Clark County is set to distribute millions for mental health and addiction projects


For every $100 of sales tax collected in Clark County — when you buy groceries, a car, bulk lumber, whatever — a penny is set aside to help people with health issues. behavioral.

For the first time since the start of the pandemic, more than $11 million of this fund is available for local nonprofits, governments and private businesses to apply for grants.

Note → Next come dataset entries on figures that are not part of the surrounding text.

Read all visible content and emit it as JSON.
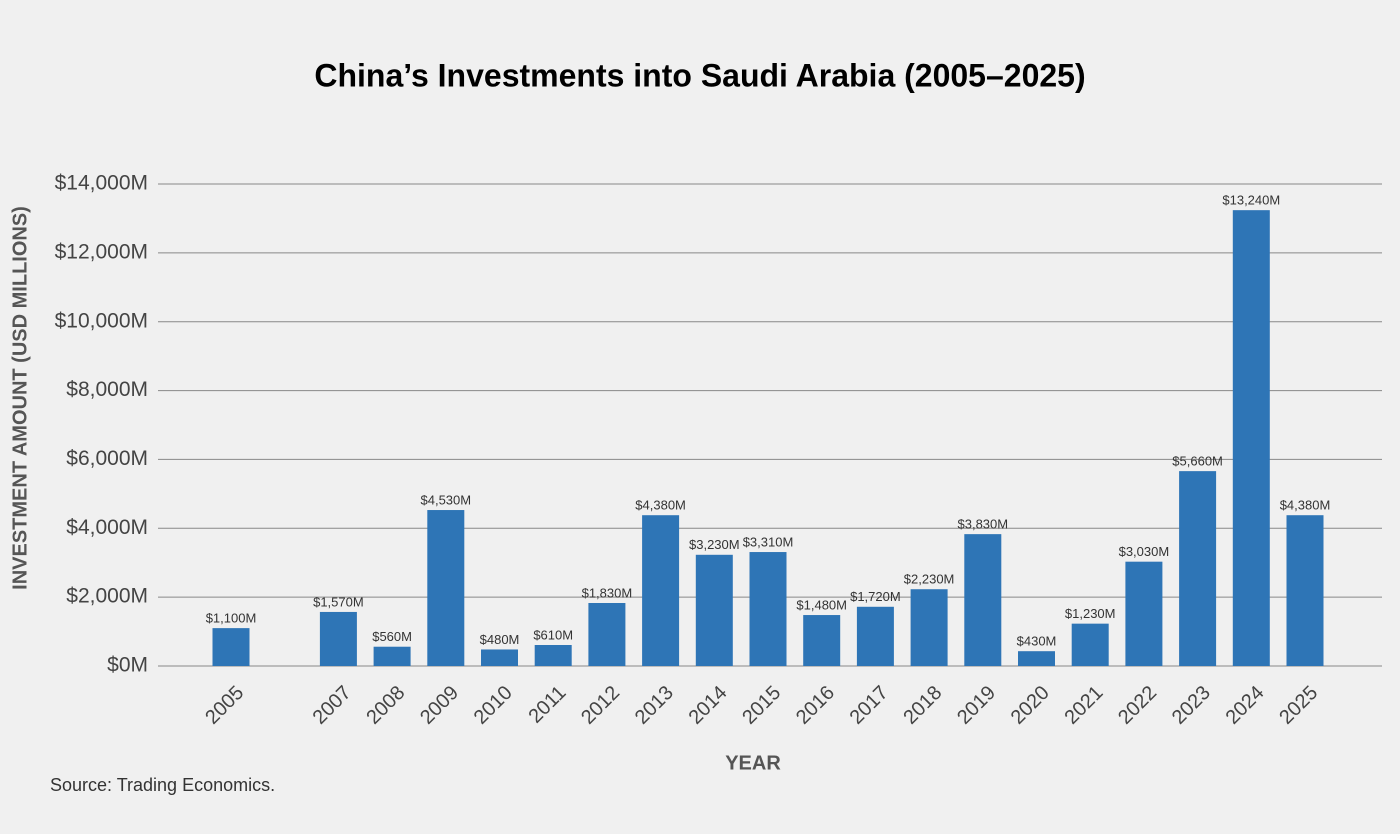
{
  "chart_data": {
    "type": "bar",
    "title": "China’s Investments into Saudi Arabia (2005–2025)",
    "y_label": "INVESTMENT AMOUNT (USD MILLIONS)",
    "x_label": "YEAR",
    "source": "Source: Trading Economics.",
    "categories": [
      "2005",
      null,
      "2007",
      "2008",
      "2009",
      "2010",
      "2011",
      "2012",
      "2013",
      "2014",
      "2015",
      "2016",
      "2017",
      "2018",
      "2019",
      "2020",
      "2021",
      "2022",
      "2023",
      "2024",
      "2025"
    ],
    "values": [
      1100,
      null,
      1570,
      560,
      4530,
      480,
      610,
      1830,
      4380,
      3230,
      3310,
      1480,
      1720,
      2230,
      3830,
      430,
      1230,
      3030,
      5660,
      13240,
      4380
    ],
    "value_labels": [
      "$1,100M",
      null,
      "$1,570M",
      "$560M",
      "$4,530M",
      "$480M",
      "$610M",
      "$1,830M",
      "$4,380M",
      "$3,230M",
      "$3,310M",
      "$1,480M",
      "$1,720M",
      "$2,230M",
      "$3,830M",
      "$430M",
      "$1,230M",
      "$3,030M",
      "$5,660M",
      "$13,240M",
      "$4,380M"
    ],
    "color": "#2e75b6",
    "ylim": [
      0,
      14000
    ],
    "yticks": [
      {
        "value": 0,
        "label": "$0M"
      },
      {
        "value": 2000,
        "label": "$2,000M"
      },
      {
        "value": 4000,
        "label": "$4,000M"
      },
      {
        "value": 6000,
        "label": "$6,000M"
      },
      {
        "value": 8000,
        "label": "$8,000M"
      },
      {
        "value": 10000,
        "label": "$10,000M"
      },
      {
        "value": 12000,
        "label": "$12,000M"
      },
      {
        "value": 14000,
        "label": "$14,000M"
      }
    ],
    "grid": true
  }
}
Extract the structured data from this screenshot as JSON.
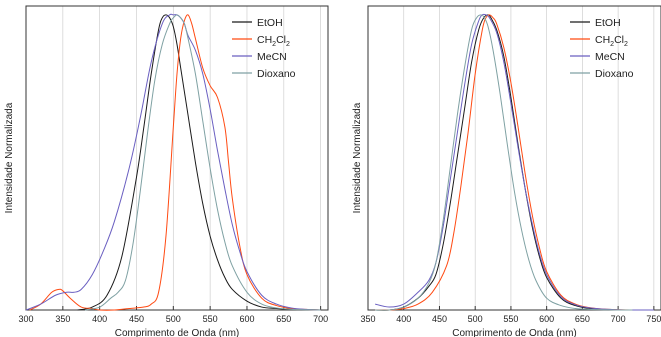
{
  "chart_data": [
    {
      "type": "line",
      "xlabel": "Comprimento de Onda (nm)",
      "ylabel": "Intensidade Normalizada",
      "xlim": [
        300,
        710
      ],
      "ylim": [
        0,
        1.03
      ],
      "xticks": [
        "300",
        "350",
        "400",
        "450",
        "500",
        "550",
        "600",
        "650",
        "700"
      ],
      "xtick_values": [
        300,
        350,
        400,
        450,
        500,
        550,
        600,
        650,
        700
      ],
      "grid": "vertical",
      "legend_position": "top-right",
      "series": [
        {
          "name": "EtOH",
          "color": "#1a1a1a",
          "x": [
            370,
            390,
            410,
            430,
            450,
            460,
            470,
            480,
            485,
            490,
            495,
            500,
            505,
            510,
            520,
            530,
            540,
            550,
            560,
            570,
            580,
            600,
            620,
            640,
            660,
            680,
            700
          ],
          "y": [
            0.0,
            0.01,
            0.05,
            0.18,
            0.45,
            0.62,
            0.8,
            0.95,
            0.99,
            1.0,
            0.99,
            0.96,
            0.9,
            0.82,
            0.66,
            0.5,
            0.36,
            0.25,
            0.17,
            0.11,
            0.07,
            0.03,
            0.01,
            0.005,
            0.002,
            0.001,
            0.0
          ]
        },
        {
          "name": "CH2Cl2",
          "color": "#ff4a12",
          "x": [
            305,
            320,
            335,
            345,
            350,
            360,
            375,
            390,
            400,
            420,
            440,
            460,
            470,
            480,
            490,
            500,
            505,
            510,
            515,
            520,
            525,
            530,
            540,
            550,
            560,
            570,
            575,
            580,
            590,
            600,
            620,
            640,
            660,
            680,
            700
          ],
          "y": [
            0.0,
            0.02,
            0.06,
            0.07,
            0.065,
            0.04,
            0.01,
            0.005,
            0.0,
            0.0,
            0.005,
            0.01,
            0.02,
            0.06,
            0.25,
            0.62,
            0.8,
            0.92,
            0.98,
            1.0,
            0.97,
            0.92,
            0.82,
            0.76,
            0.72,
            0.62,
            0.5,
            0.38,
            0.22,
            0.12,
            0.04,
            0.015,
            0.005,
            0.002,
            0.0
          ]
        },
        {
          "name": "MeCN",
          "color": "#6a5fc1",
          "x": [
            300,
            320,
            340,
            355,
            365,
            375,
            390,
            405,
            420,
            440,
            455,
            470,
            485,
            495,
            500,
            505,
            510,
            515,
            520,
            530,
            540,
            550,
            560,
            570,
            580,
            590,
            600,
            620,
            640,
            660,
            680,
            700
          ],
          "y": [
            0.0,
            0.02,
            0.05,
            0.06,
            0.06,
            0.07,
            0.12,
            0.2,
            0.3,
            0.48,
            0.65,
            0.84,
            0.97,
            1.0,
            1.0,
            1.0,
            0.99,
            0.97,
            0.93,
            0.88,
            0.8,
            0.68,
            0.54,
            0.41,
            0.29,
            0.2,
            0.13,
            0.05,
            0.02,
            0.007,
            0.002,
            0.0
          ]
        },
        {
          "name": "Dioxano",
          "color": "#7fa1a3",
          "x": [
            380,
            400,
            415,
            425,
            435,
            445,
            455,
            465,
            475,
            485,
            495,
            500,
            505,
            510,
            515,
            520,
            530,
            540,
            550,
            560,
            570,
            580,
            600,
            620,
            640,
            660,
            680,
            700
          ],
          "y": [
            0.0,
            0.01,
            0.04,
            0.06,
            0.1,
            0.22,
            0.4,
            0.6,
            0.78,
            0.9,
            0.97,
            0.99,
            1.0,
            0.99,
            0.97,
            0.92,
            0.8,
            0.64,
            0.48,
            0.34,
            0.23,
            0.15,
            0.06,
            0.02,
            0.007,
            0.002,
            0.001,
            0.0
          ]
        }
      ]
    },
    {
      "type": "line",
      "xlabel": "Comprimento de Onda (nm)",
      "ylabel": "Intensidade Normalizada",
      "xlim": [
        350,
        760
      ],
      "ylim": [
        0,
        1.03
      ],
      "xticks": [
        "350",
        "400",
        "450",
        "500",
        "550",
        "600",
        "650",
        "700",
        "750"
      ],
      "xtick_values": [
        350,
        400,
        450,
        500,
        550,
        600,
        650,
        700,
        750
      ],
      "grid": "vertical",
      "legend_position": "top-right",
      "series": [
        {
          "name": "EtOH",
          "color": "#1a1a1a",
          "x": [
            360,
            380,
            400,
            420,
            435,
            445,
            455,
            465,
            475,
            485,
            495,
            505,
            512,
            518,
            522,
            530,
            540,
            550,
            560,
            570,
            580,
            590,
            600,
            620,
            640,
            660,
            680,
            700,
            720
          ],
          "y": [
            0.0,
            0.0,
            0.01,
            0.04,
            0.08,
            0.12,
            0.22,
            0.36,
            0.52,
            0.68,
            0.84,
            0.95,
            0.99,
            1.0,
            0.99,
            0.95,
            0.86,
            0.72,
            0.56,
            0.41,
            0.28,
            0.18,
            0.11,
            0.04,
            0.015,
            0.005,
            0.002,
            0.0,
            0.0
          ]
        },
        {
          "name": "CH2Cl2",
          "color": "#ff4a12",
          "x": [
            360,
            380,
            400,
            420,
            440,
            460,
            470,
            480,
            490,
            500,
            510,
            515,
            520,
            525,
            530,
            540,
            550,
            560,
            570,
            580,
            590,
            600,
            620,
            640,
            660,
            680,
            700,
            720
          ],
          "y": [
            0.0,
            0.0,
            0.005,
            0.02,
            0.06,
            0.15,
            0.26,
            0.42,
            0.6,
            0.8,
            0.95,
            0.99,
            1.0,
            0.99,
            0.97,
            0.89,
            0.77,
            0.62,
            0.46,
            0.32,
            0.21,
            0.13,
            0.05,
            0.02,
            0.008,
            0.003,
            0.001,
            0.0
          ]
        },
        {
          "name": "MeCN",
          "color": "#6a5fc1",
          "x": [
            360,
            380,
            400,
            420,
            435,
            445,
            455,
            465,
            475,
            485,
            495,
            505,
            510,
            515,
            520,
            530,
            540,
            550,
            560,
            570,
            580,
            590,
            600,
            620,
            640,
            660,
            680,
            700,
            720,
            750
          ],
          "y": [
            0.02,
            0.01,
            0.02,
            0.06,
            0.1,
            0.16,
            0.28,
            0.44,
            0.6,
            0.76,
            0.9,
            0.98,
            1.0,
            1.0,
            0.99,
            0.94,
            0.84,
            0.7,
            0.55,
            0.41,
            0.29,
            0.19,
            0.12,
            0.045,
            0.018,
            0.007,
            0.003,
            0.001,
            0.0,
            0.0
          ]
        },
        {
          "name": "Dioxano",
          "color": "#7fa1a3",
          "x": [
            360,
            380,
            400,
            420,
            435,
            445,
            455,
            465,
            475,
            485,
            495,
            502,
            508,
            513,
            518,
            525,
            535,
            545,
            555,
            565,
            575,
            585,
            600,
            620,
            640,
            660,
            680,
            700,
            720
          ],
          "y": [
            0.0,
            0.0,
            0.01,
            0.04,
            0.09,
            0.16,
            0.3,
            0.48,
            0.66,
            0.82,
            0.95,
            0.99,
            1.0,
            0.99,
            0.96,
            0.88,
            0.73,
            0.56,
            0.4,
            0.27,
            0.17,
            0.1,
            0.04,
            0.015,
            0.005,
            0.002,
            0.001,
            0.0,
            0.0
          ]
        }
      ]
    }
  ]
}
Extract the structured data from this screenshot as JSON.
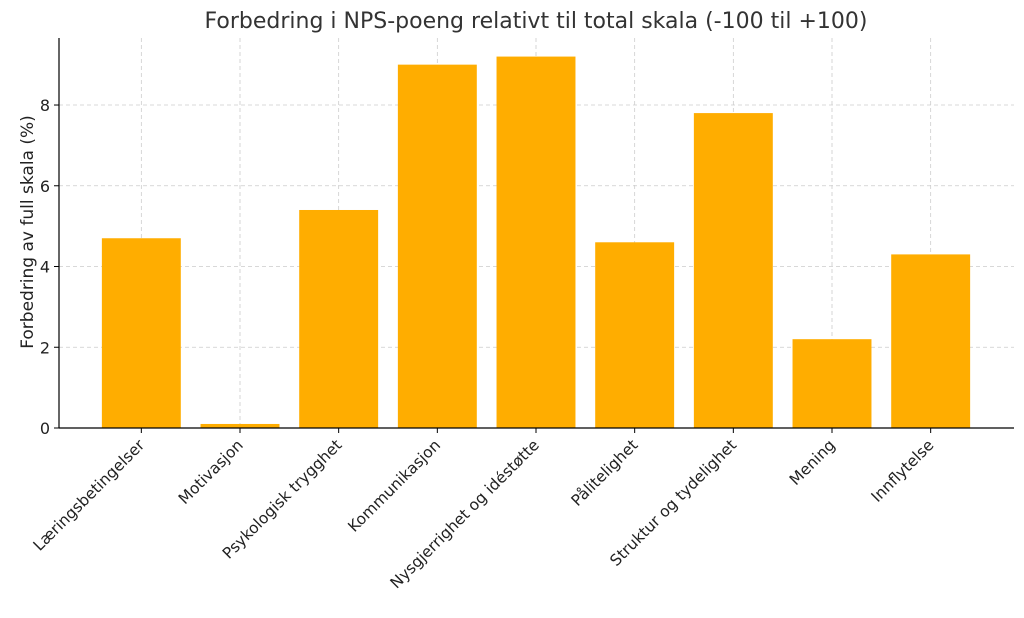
{
  "colors": {
    "bar": "#FFAD00"
  },
  "chart_data": {
    "type": "bar",
    "title": "Forbedring i NPS-poeng relativt til total skala (-100 til +100)",
    "xlabel": "",
    "ylabel": "Forbedring av full skala (%)",
    "categories": [
      "Læringsbetingelser",
      "Motivasjon",
      "Psykologisk trygghet",
      "Kommunikasjon",
      "Nysgjerrighet og idéstøtte",
      "Pålitelighet",
      "Struktur og tydelighet",
      "Mening",
      "Innflytelse"
    ],
    "values": [
      4.7,
      0.1,
      5.4,
      9.0,
      9.2,
      4.6,
      7.8,
      2.2,
      4.3
    ],
    "yticks": [
      0,
      2,
      4,
      6,
      8
    ],
    "ylim": [
      0,
      9.66
    ],
    "grid": true,
    "legend": "none"
  }
}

The Clark County Mental Health Sales Tax Fund Advisory Board is meeting this month to consider dozens of proposals that under state law must be efforts to help fight against substance abuse and mental health.

The size of the fund makes it an uncommon year, county staff said.

“It’s usually between $3 and $5 (million),” said Lindsey Hueer, senior policy analyst at the county. “So it’s a lot bigger this year.”

The county received 18 submissions from 17 entities, county staff told the OPB. Details of those proposals weren’t readily available, but staffers said there was a wide range of what the applicants plan to do with the funding. Proposals include hiring addiction counselors, creating a program involving therapy animals, and building a “therapy garden space” at a local facility.

Proposals also vary in dollar amounts. Hueer said the range was $60,000 to $2.7 million.

The public will have no say in how the funds are spent. Ultimately, Clark County Council will decide. An advisory board — which includes two advisers, court administrators and public health officials — makes recommendations.

Councilor Gary Medvigy, who sits on the advisory board with fellow councilor Karen Bowerman, said he was encouraged by the number of proposals he’s seen.

“We work like gangbusters to get that money spent,” Medvigy said.

The pot of mental health sales tax dollars was actually closer to $17 million, Hueer said, but the county needs to set aside a percentage as a reserve and some has already been set aside for other expenses.

In May, Clark County approved $2 million for the Vancouver Housing Authority to build a 30-unit supportive housing complex near downtown Vancouver. And about $1.2 million has already been set aside for county government spending.

According to Medvigy, these internal projects include the hiring of a new Warden at Clark County Jail to oversee the inmate mental health assessment process, a position at County Mental Health Courts, and a another position in the County Community Services Department.

The advisory board expects to make its recommendations this fall. Contracts could be awarded in January.